The main downtown street has been without an art gallery for about a year. Hunter wanted to change that and make a difference through her special touch and sensibilities and opened The Anne Hunter Gallery at 25 Central Square on Seaside’s main street the day after Thanksgiving.
“Opening this gallery feels like I have come full circle,” said Hunter. “Having been in all the New Urbanist towns on 30A, I like returning to Seaside. It’s the center. This is where I first became connected to the arts on 30A. And the first thing I had from here was a pin made by Billie Gaffrey. She was the first who inspired me. She has had that influence on many.”
Hunter is representing Gaffrey at the gallery.
Gaffrey currently teaches art at Seaside Neighborhood School. She also designed the logo for the Red Bar logo and signage for other establishments that have defined 30A for many years.
“She is one of the original outsider folk artists on 30A,” said Hunter. “And she is one of the few still painting. She has helped define this area and paved the way for others.”
In addition to Gaffrey, Hunter is also representing the contemporary work of former Walton County Artist of the Year Allison Wickey, and the photography of New York-based Antoine Verglas.
“He’s known for introducing a new style of photographing celebrities in the ’80s and ’90s. He’s a true artist,” said Hunter of Verglas.
While she is opening with these three, Hunter said more will be coming.
“It’s my goal to forever mark Central Square as a place for artists,” she said.

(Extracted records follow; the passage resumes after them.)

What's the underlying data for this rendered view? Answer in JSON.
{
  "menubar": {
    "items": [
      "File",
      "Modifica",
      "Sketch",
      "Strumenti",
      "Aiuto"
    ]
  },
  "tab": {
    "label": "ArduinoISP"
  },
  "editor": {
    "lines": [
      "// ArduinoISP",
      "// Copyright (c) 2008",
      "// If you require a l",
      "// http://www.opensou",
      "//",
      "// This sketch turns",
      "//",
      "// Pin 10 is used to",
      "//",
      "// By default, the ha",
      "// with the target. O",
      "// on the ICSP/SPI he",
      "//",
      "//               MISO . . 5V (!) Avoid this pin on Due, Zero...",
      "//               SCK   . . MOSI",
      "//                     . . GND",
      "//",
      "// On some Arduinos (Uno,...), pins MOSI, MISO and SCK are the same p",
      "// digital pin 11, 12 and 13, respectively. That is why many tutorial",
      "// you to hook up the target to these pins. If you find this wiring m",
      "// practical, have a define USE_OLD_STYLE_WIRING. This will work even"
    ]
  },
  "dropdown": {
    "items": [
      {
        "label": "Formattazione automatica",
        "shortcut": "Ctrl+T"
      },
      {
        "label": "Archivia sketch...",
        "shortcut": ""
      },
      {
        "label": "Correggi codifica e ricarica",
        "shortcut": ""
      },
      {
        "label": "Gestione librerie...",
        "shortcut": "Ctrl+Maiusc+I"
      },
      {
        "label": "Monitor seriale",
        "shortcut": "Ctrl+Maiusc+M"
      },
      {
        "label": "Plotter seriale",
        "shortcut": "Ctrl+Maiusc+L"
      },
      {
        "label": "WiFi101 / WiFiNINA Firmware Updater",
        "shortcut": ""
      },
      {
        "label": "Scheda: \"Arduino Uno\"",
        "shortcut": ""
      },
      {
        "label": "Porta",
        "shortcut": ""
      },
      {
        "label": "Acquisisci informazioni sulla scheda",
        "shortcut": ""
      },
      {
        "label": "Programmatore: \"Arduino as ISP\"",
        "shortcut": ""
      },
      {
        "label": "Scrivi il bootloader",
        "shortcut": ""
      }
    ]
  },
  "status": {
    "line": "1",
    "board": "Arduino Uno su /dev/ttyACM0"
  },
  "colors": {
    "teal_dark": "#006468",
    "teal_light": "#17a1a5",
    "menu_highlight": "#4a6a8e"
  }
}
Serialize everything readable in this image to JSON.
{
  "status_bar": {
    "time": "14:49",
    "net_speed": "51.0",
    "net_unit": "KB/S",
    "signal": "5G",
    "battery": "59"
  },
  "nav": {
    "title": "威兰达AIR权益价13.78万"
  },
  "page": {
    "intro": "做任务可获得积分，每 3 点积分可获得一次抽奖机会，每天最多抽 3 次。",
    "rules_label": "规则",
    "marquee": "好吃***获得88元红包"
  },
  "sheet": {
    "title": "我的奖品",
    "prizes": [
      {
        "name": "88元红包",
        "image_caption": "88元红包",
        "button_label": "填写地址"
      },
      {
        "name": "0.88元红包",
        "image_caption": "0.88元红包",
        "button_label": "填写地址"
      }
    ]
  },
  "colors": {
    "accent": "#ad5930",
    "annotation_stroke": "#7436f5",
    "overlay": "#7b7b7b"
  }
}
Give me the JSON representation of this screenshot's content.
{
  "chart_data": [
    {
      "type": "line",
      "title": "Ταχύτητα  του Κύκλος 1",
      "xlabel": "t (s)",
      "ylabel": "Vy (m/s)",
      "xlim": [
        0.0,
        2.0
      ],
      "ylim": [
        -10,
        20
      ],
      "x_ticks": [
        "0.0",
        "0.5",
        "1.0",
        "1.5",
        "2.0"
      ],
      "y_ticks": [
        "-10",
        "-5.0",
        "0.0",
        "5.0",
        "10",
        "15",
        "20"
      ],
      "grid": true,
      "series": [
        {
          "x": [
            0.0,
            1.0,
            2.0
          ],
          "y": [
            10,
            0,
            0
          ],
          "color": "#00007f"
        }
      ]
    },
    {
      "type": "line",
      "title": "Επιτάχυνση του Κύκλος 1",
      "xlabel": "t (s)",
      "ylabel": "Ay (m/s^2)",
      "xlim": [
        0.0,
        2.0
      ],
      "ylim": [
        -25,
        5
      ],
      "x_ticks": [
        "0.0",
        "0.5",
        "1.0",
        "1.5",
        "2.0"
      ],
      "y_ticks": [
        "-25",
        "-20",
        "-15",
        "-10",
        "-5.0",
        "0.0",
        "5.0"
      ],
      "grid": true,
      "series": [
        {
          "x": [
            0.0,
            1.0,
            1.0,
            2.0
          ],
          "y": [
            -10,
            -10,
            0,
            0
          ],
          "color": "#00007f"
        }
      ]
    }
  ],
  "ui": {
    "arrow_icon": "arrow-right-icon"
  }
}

Hunter will live at the beach and in Soho where she will continue to scout for more artists, write for publications, and work on her book.
“The five-year sabbatical I took while I was living in Soho helped me harness my own creative spirit and I feel I can now make a significant contribution to other artists,” said Hunter. “I never wanted to live in New York City, but that’s where my path took me. It is where I came to terms with myself and my own art — writing. I discovered a community of artists in Soho, and I think I found myself there. Now that I have harnessed my creative spirit, I feel a sense of ease and maturity. I am happy to return to the beach as a gallerist. It’s full circle. These are the beaches I grew up coming to. South Walton is my home. It’s filled with the people and places that I love. The artists in our community are very special. I really think we are on the verge of an art movement precipitated by the New Urbanism movement that began in Seaside. I am happy to be here.”
Anne Hunter Gallery at 25 Central is open from 10 a.m. to 8 p.m. seven days a week.